Having a rough nite, guys, and not sure why. I woke up so strong, and I don't fear pouring a drink tonite, but I am feeling strong feelings that would normally have many glasses of wine gone by now. Its 21 days AF and this is the hardest, or at least its the most difficult mood I've had yet. I don't want to drink the wine so much as I want to FEEL DIFFERENT and I know the wine would take me to different.
I just have to ramble this out.......its angst, its frustration, its I'm not sure what. Is it related to alcohol? Is it just life? Is it because I am looking at life for real, at how I've gained weight, gotten old, and am boring?

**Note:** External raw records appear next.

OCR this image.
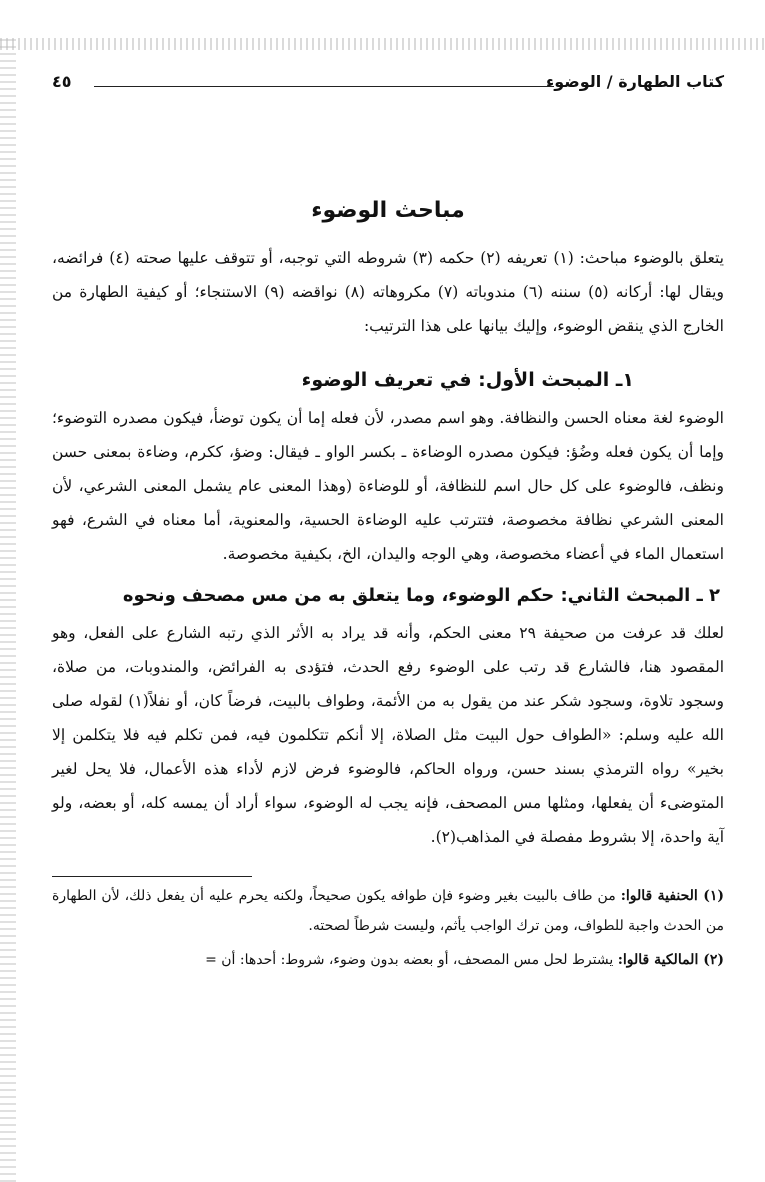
كتاب الطهارة / الوضوء
٤٥
مباحث الوضوء

يتعلق بالوضوء مباحث: (١) تعريفه (٢) حكمه (٣) شروطه التي توجبه، أو تتوقف عليها صحته (٤) فرائضه، ويقال لها: أركانه (٥) سننه (٦) مندوباته (٧) مكروهاته (٨) نواقضه (٩) الاستنجاء؛ أو كيفية الطهارة من الخارج الذي ينقض الوضوء، وإليك بيانها على هذا الترتيب:

١ـ المبحث الأول: في تعريف الوضوء

الوضوء لغة معناه الحسن والنظافة. وهو اسم مصدر، لأن فعله إما أن يكون توضأ، فيكون مصدره التوضوء؛ وإما أن يكون فعله وضُؤ: فيكون مصدره الوضاءة ـ بكسر الواو ـ فيقال: وضؤ، ككرم، وضاءة بمعنى حسن ونظف، فالوضوء على كل حال اسم للنظافة، أو للوضاءة (وهذا المعنى عام يشمل المعنى الشرعي، لأن المعنى الشرعي نظافة مخصوصة، فتترتب عليه الوضاءة الحسية، والمعنوية، أما معناه في الشرع، فهو استعمال الماء في أعضاء مخصوصة، وهي الوجه واليدان، الخ، بكيفية مخصوصة.

٢ ـ المبحث الثاني: حكم الوضوء، وما يتعلق به من مس مصحف ونحوه

لعلك قد عرفت من صحيفة ٢٩ معنى الحكم، وأنه قد يراد به الأثر الذي رتبه الشارع على الفعل، وهو المقصود هنا، فالشارع قد رتب على الوضوء رفع الحدث، فتؤدى به الفرائض، والمندوبات، من صلاة، وسجود تلاوة، وسجود شكر عند من يقول به من الأئمة، وطواف بالبيت، فرضاً كان، أو نفلاً(١) لقوله صلى الله عليه وسلم: «الطواف حول البيت مثل الصلاة، إلا أنكم تتكلمون فيه، فمن تكلم فيه فلا يتكلمن إلا بخير» رواه الترمذي بسند حسن، ورواه الحاكم، فالوضوء فرض لازم لأداء هذه الأعمال، فلا يحل لغير المتوضىء أن يفعلها، ومثلها مس المصحف، فإنه يجب له الوضوء، سواء أراد أن يمسه كله، أو بعضه، ولو آية واحدة، إلا بشروط مفصلة في المذاهب(٢).

(١) الحنفية قالوا: من طاف بالبيت بغير وضوء فإن طوافه يكون صحيحاً، ولكنه يحرم عليه أن يفعل ذلك، لأن الطهارة من الحدث واجبة للطواف، ومن ترك الواجب يأثم، وليست شرطاً لصحته.

(٢) المالكية قالوا: يشترط لحل مس المصحف، أو بعضه بدون وضوء، شروط: أحدها: أن =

Is it because I thought miracles would happen in all areas of my life when I stopped "Everyday Wine" and they haven't happened yet? I thought going AF might be the beginning of great positive changes, but I am only seeing the lack of pretty wine glasses filled with bubbles and nectar. There is a thirst, a craving, but not really for wine - what is at the root of this? That is what I need to discover....and actually why I am doing this AF binge...I am hoping to find out. I guess I am getting impatient. I want to feel beautiful again, have energy, have time to ride bikes, take walks, go dancing......not work to pay bills, and pick up after people.
Ok, ok, thanks for letting me do that.....that is what this is....facing this without AL.....finding what is underneath.....it will come....it has to....Right?